January will also see a new .5 percent payroll deduction for employees in Connecticut to support the state’s paid Family and Medical Leave program, although the benefits of the program won’t be available until 2022.

The deduction will apply to any employee working for a company with 2 or more employees, estimated at 1.7 million workers in Connecticut, but state employees are exempt from the payroll deduction. Lamont recently dismissed calls for delaying the FMLA payroll tax.

“It’s made worse by the fact that workers scheduled to receive the pay raises, such as unionized state lawyers, are exempt from the new payroll tax that’ll be paid by those in the private sector who worry every day about their job security,” Candelora said.

Connecticut’s job recovery from the pandemic shutdown has slowed and even slid backwards, with the last jobs report noting a loss of 1,600 jobs after months of gains.

Connecticut’s budget, on the other hand, is not quite as dire as original projections warned. Connecticut current fiscal year budget deficit declined to $640 million, bolstered, in part, by gains on Wall Street for Connecticut’s financial sector and the state’s tax on corporations.

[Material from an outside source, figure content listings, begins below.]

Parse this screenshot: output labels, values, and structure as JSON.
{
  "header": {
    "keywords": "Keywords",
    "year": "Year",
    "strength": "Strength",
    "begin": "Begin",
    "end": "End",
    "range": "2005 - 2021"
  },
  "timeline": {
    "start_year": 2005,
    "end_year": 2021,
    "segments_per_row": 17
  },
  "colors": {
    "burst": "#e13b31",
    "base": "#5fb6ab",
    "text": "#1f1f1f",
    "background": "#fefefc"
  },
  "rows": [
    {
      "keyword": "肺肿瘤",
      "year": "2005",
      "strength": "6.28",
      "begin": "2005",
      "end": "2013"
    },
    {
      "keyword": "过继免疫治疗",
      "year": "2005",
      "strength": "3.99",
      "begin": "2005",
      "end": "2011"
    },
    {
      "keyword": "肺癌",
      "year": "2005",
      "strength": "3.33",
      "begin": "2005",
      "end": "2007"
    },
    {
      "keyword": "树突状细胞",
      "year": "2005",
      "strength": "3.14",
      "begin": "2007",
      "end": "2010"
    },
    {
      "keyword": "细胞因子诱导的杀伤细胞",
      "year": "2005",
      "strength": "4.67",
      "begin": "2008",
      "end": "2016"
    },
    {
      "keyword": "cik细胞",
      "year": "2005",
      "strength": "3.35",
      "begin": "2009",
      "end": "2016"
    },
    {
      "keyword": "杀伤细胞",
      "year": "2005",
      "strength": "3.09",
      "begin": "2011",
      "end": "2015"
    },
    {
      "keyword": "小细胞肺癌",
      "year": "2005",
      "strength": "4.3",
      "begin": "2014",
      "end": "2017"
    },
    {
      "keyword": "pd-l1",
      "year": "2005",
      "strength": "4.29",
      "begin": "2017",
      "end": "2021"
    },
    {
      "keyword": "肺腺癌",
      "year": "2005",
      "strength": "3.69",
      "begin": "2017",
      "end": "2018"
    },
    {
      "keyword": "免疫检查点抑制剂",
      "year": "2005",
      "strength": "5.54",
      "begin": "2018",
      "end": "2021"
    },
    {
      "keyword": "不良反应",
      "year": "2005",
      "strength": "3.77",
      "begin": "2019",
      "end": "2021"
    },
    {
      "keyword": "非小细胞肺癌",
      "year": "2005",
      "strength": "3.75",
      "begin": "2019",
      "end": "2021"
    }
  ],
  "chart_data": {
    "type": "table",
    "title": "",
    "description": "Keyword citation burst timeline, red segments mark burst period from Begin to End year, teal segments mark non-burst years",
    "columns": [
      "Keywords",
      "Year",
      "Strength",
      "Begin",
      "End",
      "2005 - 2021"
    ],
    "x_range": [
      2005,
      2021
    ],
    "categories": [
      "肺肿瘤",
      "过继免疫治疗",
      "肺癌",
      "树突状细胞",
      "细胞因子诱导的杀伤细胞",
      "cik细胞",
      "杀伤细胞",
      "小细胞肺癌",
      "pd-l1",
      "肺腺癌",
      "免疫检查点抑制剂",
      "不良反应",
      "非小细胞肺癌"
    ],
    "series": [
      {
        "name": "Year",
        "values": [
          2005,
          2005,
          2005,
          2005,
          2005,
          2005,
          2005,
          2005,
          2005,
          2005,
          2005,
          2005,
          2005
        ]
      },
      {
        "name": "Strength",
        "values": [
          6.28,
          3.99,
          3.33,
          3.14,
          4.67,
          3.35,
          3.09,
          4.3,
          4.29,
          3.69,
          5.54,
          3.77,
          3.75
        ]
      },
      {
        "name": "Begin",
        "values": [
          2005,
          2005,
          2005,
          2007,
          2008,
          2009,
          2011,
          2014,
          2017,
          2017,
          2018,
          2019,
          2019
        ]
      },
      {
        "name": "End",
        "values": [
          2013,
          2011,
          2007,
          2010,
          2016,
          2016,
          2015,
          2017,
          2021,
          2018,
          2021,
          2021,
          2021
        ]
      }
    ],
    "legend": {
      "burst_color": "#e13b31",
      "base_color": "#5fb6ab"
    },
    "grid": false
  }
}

However, the budget deficits for the future fiscal years remain hovering around $2 billion per year with Connecticut’s Rainy Day Fund balance at $3 billion.

That Rainy Day Fund balance has allowed Lamont continue to operate the state without making dramatic cuts or suspending scheduled state employee wage increases.

But the optics of state employees receiving wage increases and a new payroll tax during a time of high unemployment, business closures and the lingering threat of further business restrictions could linger for Lamont.

“Governor Lamont punted on the chance to delay pay raises in June as employers and workers came to grips with the financial impact of mandated business closures, guidelines, and restrictions,” Candelora said. “So many residents, and low wage workers in particular, need every dollar in their paycheck. We have to demonstrate to our business community and critical nonprofit providers that we grasp the gravity of the challenges faced by their employees and clients. This is an opportunity to do that—he should delay the raises and payroll tax.”